Car j'appelle ici, Citoyens Directeurs, j'appelle votre attention, et je l'enchaîne sur une poignée d'Émigrés qui séjournent dans ce pays, au mépris de la loi qui les en bannit pour toujours. Ce sont eux qui changent vos lauriers en cyprès ; ce sont eux qui produisent ces herbes meurtrières qui étouffent toutes les bonnes semences qu'y répand votre main industrieuse.

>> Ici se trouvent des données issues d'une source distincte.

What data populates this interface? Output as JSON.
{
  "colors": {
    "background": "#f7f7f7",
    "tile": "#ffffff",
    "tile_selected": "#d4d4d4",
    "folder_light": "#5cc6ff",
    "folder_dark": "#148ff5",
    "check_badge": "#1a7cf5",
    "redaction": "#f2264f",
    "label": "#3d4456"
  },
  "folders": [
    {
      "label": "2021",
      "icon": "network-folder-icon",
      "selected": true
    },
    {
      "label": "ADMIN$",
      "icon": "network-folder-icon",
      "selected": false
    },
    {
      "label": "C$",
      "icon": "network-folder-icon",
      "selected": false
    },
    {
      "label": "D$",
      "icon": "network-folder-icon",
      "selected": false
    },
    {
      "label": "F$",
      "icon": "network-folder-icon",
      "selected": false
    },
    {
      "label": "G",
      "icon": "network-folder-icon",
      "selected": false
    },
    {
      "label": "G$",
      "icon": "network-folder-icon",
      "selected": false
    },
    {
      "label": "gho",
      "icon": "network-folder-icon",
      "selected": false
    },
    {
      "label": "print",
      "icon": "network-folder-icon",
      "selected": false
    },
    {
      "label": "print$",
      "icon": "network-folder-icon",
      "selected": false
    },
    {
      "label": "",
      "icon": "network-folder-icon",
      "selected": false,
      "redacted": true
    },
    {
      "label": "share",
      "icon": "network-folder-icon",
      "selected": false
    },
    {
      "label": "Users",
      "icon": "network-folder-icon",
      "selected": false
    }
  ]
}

Il ne m'a pas été difficile de sentir les funestes effets de leur présence en ces contrées ; et dès lors, j'ai tâché de les arrêter ou de les prévenir, en éclairant les habitans sur leurs véritables intérêts, et sur les dangers qu'ils courroient à donner azile aux Émigrés, en leur peignant ces derniers comme les moteurs de la Guerre qui a désolé la France et desséché les canaux de la prospérité publique.

J'ai même, conformément à mes instructions, laissé entrevoir aux Émigrés qui n'avoient pas irrévocablement conspiré leur destruction entière et celle de la Patrie, qu'une issue leur était encore ouverte et qu'il ne tenait qu'à eux de sauver leur tête, en fuyant une terre qui ne pouvoit plus les recevoir dans son sein maternel, parce qu'ils s'en étoient volontairement exilés. J'ai eu soin, en tournant contre eux, de leur rappeller la loi justement sévère qui les atteindroit tôt ou tard, s'ils s'obstinoient à fouler aux pieds les offres généreuses et bienfaisantes dont le Gouvernement leur permettoit encore de profiter.

Mais ces mesures sont insufisantes ; c'est à vous de les compléter et d'abandonner cette activité que communique un génie réparateur. Je puis, moi, défricher le champ, et l'arroser ; il vous est donné à vous, de le seconder.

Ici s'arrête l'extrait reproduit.